Friday, June 22, 2007

Strawberry Cheesecake Ice Cream

With summer here it is most definitely ice cream season. Especially since we have already had some 100 degree days. Yikes! This recipe is so good, but be patient when making a custard based ice cream. Eventually it will be ready. The trick is tempering the eggs so that they do not curdle. A few weeks ago I was impatient and not paying attention and, oops, I had srambled eggs. This recipe tastes like strawberry cheesecake, but it's ice cream. I had this brilliant idea of putting the soft ice cream in a graham cracker crust to make an ice cream cheesecake pie. I didn't do it, but doesn't it sound so good?

Strawberry Cheesecake Ice Cream

from joyof

2 c half and half

1 1/2 tsp vanilla

4 oz cream cheese, room temperature

3 lrg egg yolks

2/3 c sugar

2/3 c strawberry puree (recipe below)

1 c fresh strawberries, chopped

Scald half and half over medium high heat in a saucepan. This means to heat the half and half until it is just bubbling a little on the edges. DO NOT let it boil.

Meanwhile, beat the cream cheese, egg yolks, and sugar until light and fluffy. It should be about the color of butter and takes about 2-4 min if done briskly by hand.

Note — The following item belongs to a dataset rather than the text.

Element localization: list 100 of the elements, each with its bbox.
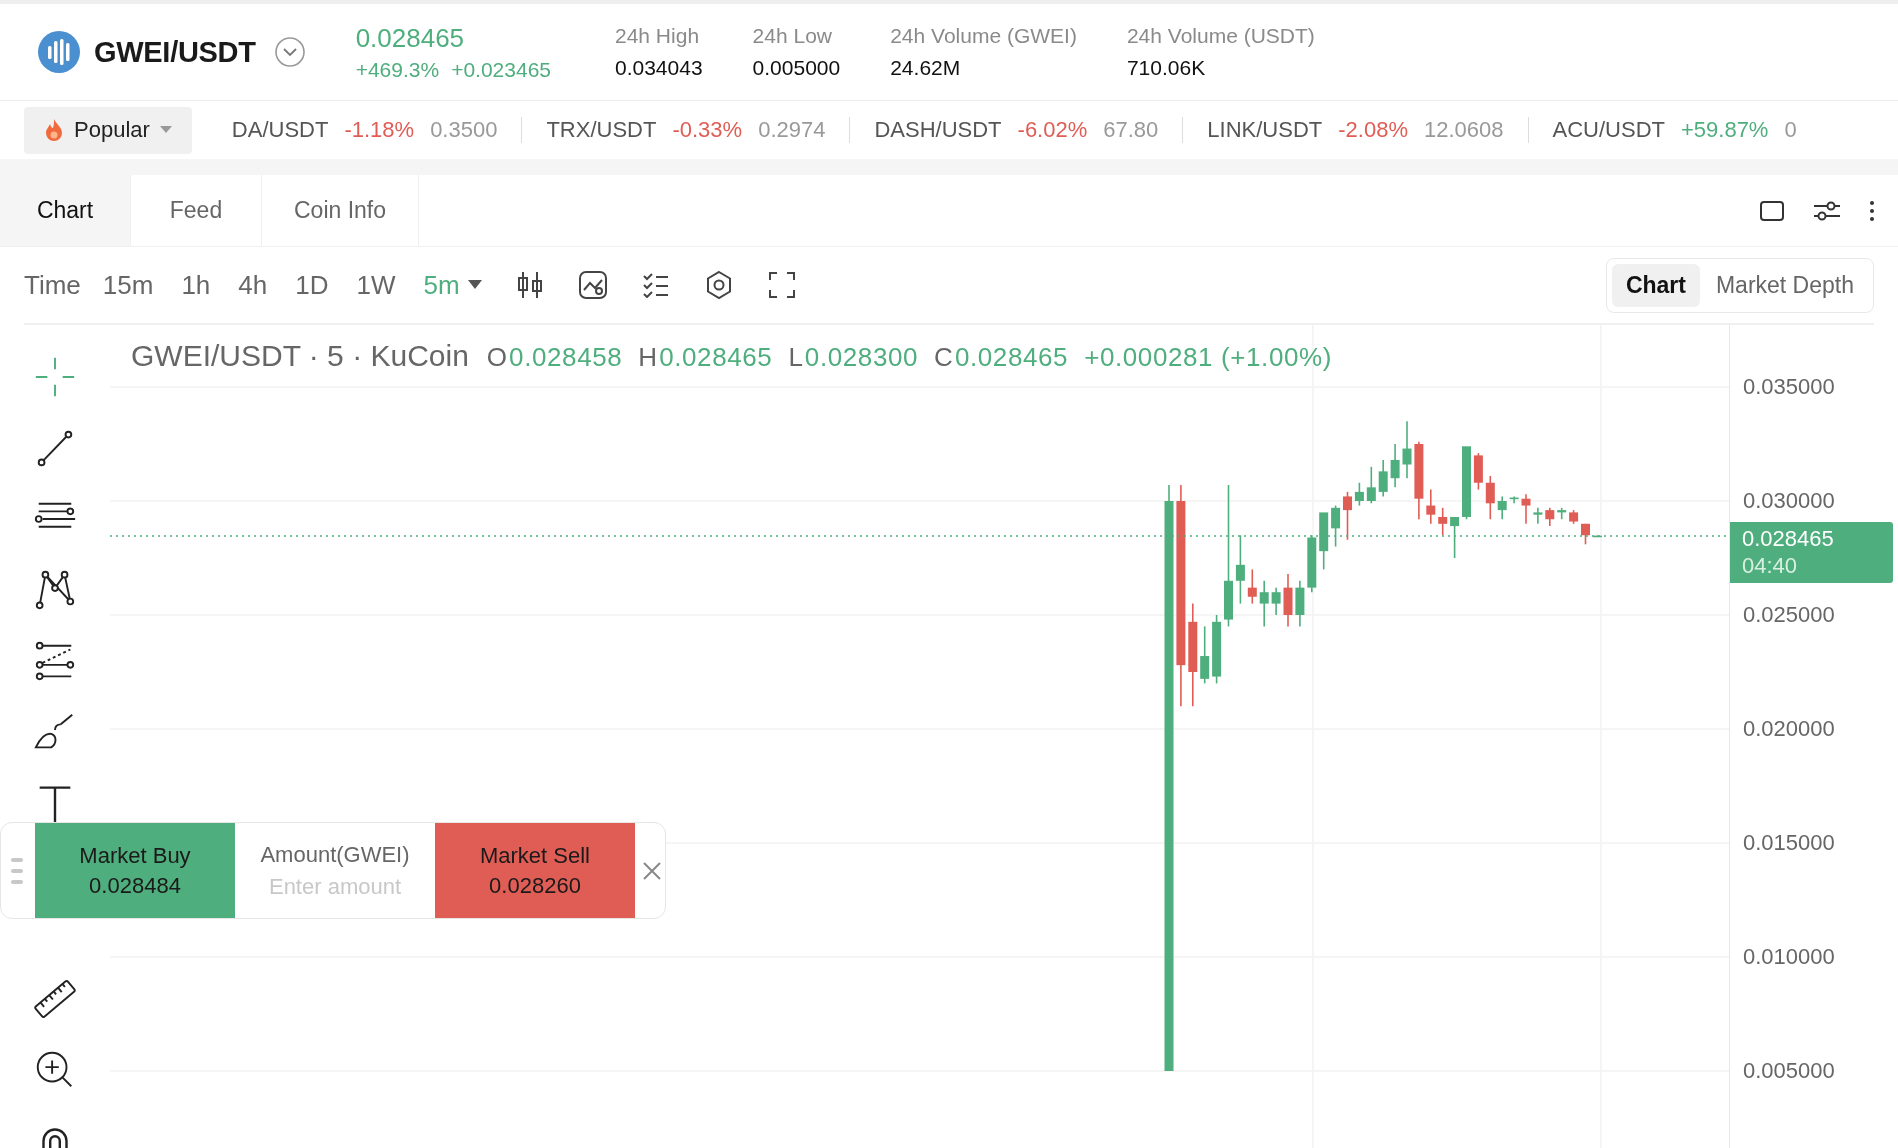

Gradually pour 1/4 c at a time, the scalded mixture into the egg yolk mixture. Whisk constantly so that the eggs do not curdle. Once the two mixtures have been mixed together, pour back into the sauce pan and cook at medium low. Stir it constantly with a wooden spoon. The mixture should start to thicken and will take about 15 min. Be patient. If you use an instant read thermometer it should read 170F. They way to describe the thickness is that it will coat the back of a wooden spoon.

Not done yet...


Immediately remove from heat still stirring until it cools slightly.

Add the vanilla and strawberry puree. Cover and cool to room temperature. Refrigerate overnight. Freeze in ice cream maker according to manufacturer's directions.

Stir in 1 c strawberries at the end of the freezing. Pour into a container and cover and freeze until firm. This really allows the flavors to develop and make it scoopable.

Strawberry Sauce

This is a really simple sauce and only takes a few minutes. Extra sauce tastes great on pancakes, in plain yogurt, on top of cake...whatever you can think of.

1 - 20 ounce bag (570 grams) of frozen unsweetened strawberries or 20 ounces of fresh strawberries
1/4 - 1/3 cup (50 - 65 grams) granulated white sugar, or to taste
Freshly squeezed lemon juice, optional

If using frozen berries (like I did) let thaw completely. This will take a few hours. In a food processor, pulse the strawberries until smooth. Pour into a bowl and add the sugar. Start with a smaller amount and add more if necessary. This will make about 1 1/4 cups of the sauce.